Congratulations, Sen. Kerry. You have somehow managed to win the sweepstakes as "most arrogant" against a president some have accused of trying to be the puppet master of the whole planet. For any doubters out there, consider the Kerry strategy. He has clumsily kept beating the dead horse of his Vietnam career while completely mishandling the attacks on that same war record. Meanwhile, as the economy spins aimlessly, he has yet to find a meaningful message that will turn economic uncertainty into votes for him.

But watch out, Bush camp. It's at times like this, with the race starting to look like it's on ice, that overconfidence often sets in. For example, Democratic Sen. Zell Miller provided a gutsy and powerful endorsement of Bush at the Republican convention. Along with Arnold Schwarzenegger's brilliant oratory the night before, Miller made the GOP get-together actually worth watching. However, comments from top Bush officials, distancing themselves from Miller when he was clearly delivering their message, doesn't indicate a grateful or gracious Bush campaign.

Now comes the tricky part. Kerry must find a message that sticks in the minds of voters.
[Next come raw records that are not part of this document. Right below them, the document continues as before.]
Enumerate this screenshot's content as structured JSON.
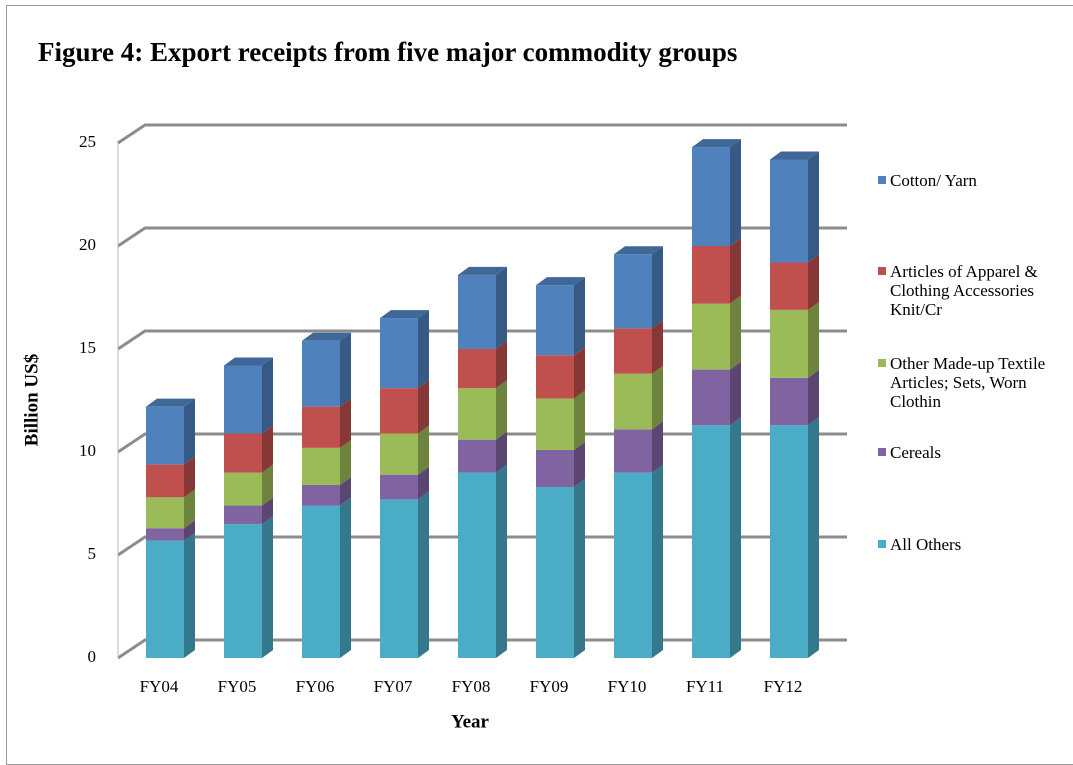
{
  "chart_data": {
    "type": "bar",
    "stacked": true,
    "title": "Figure 4: Export receipts from five major commodity groups",
    "x_label": "Year",
    "y_label": "Billion US$",
    "categories": [
      "FY04",
      "FY05",
      "FY06",
      "FY07",
      "FY08",
      "FY09",
      "FY10",
      "FY11",
      "FY12"
    ],
    "series": [
      {
        "name": "All Others",
        "color": "#4bacc6",
        "values": [
          5.7,
          6.5,
          7.4,
          7.7,
          9.0,
          8.3,
          9.0,
          11.3,
          11.3
        ]
      },
      {
        "name": "Cereals",
        "color": "#8064a2",
        "values": [
          0.6,
          0.9,
          1.0,
          1.2,
          1.6,
          1.8,
          2.1,
          2.7,
          2.3
        ]
      },
      {
        "name": "Other Made-up Textile Articles; Sets, Worn Clothin",
        "color": "#9bbb59",
        "values": [
          1.5,
          1.6,
          1.8,
          2.0,
          2.5,
          2.5,
          2.7,
          3.2,
          3.3
        ]
      },
      {
        "name": "Articles of Apparel & Clothing Accessories Knit/Cr",
        "color": "#c0504d",
        "values": [
          1.6,
          1.9,
          2.0,
          2.2,
          1.9,
          2.1,
          2.2,
          2.8,
          2.3
        ]
      },
      {
        "name": "Cotton/ Yarn",
        "color": "#4f81bd",
        "values": [
          2.8,
          3.3,
          3.2,
          3.4,
          3.6,
          3.4,
          3.6,
          4.8,
          5.0
        ]
      }
    ],
    "ylim": [
      0,
      25
    ],
    "yticks": [
      0,
      5,
      10,
      15,
      20,
      25
    ],
    "grid": true,
    "legend": "right"
  }
}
Bush must limit his verbal clumsiness until Nov. 2. And both sides must adjust to an awkward situation in Florida, where the state is being torn apart by a succession of hurricanes and tropical storms. How do you get a message across to Florida voters when the southwestern section of the state is still cleaning up from one storm even as the rest of the state is just beginning to recover from a second one and a potential third one is lurking out at sea?

For Kerry, traipsing about a state where most people are downright miserable might come across as both gratuitous, self-serving and, yes, arrogant. For Bush, touring damaged areas and providing federal assistance seems presidential. In other words, the misfortune of nature's fickle ways could become political misfortune for Kerry.

As for Pennsylvania and Ohio, it probably wasn't smart for Kerry to launch a "midnight attack" on Dick Cheney's war record just an hour or so after Bush's acceptance speech at the GOP convention. I had to ask myself, "Which war? Was it World War I or II?" But seriously, no one cares about Cheney's war record.

All of this boils down to the fact that campaigns usually reflect the character of the candidates. And if arrogance is the truest read on the character of the person at the head of a political ticket, then John Kerry currently is winning the gold medal and watching the presidential race start to slip away. He still has time to catch up, but first he's got to shed his precious pedigree and his real or perceived big ego.

Matt Towery is chair of InsiderAdvantage, which works in conjunction with The Marketing Workshop to conduct polls for his syndicated column. He is based in Jacksonville, Fla.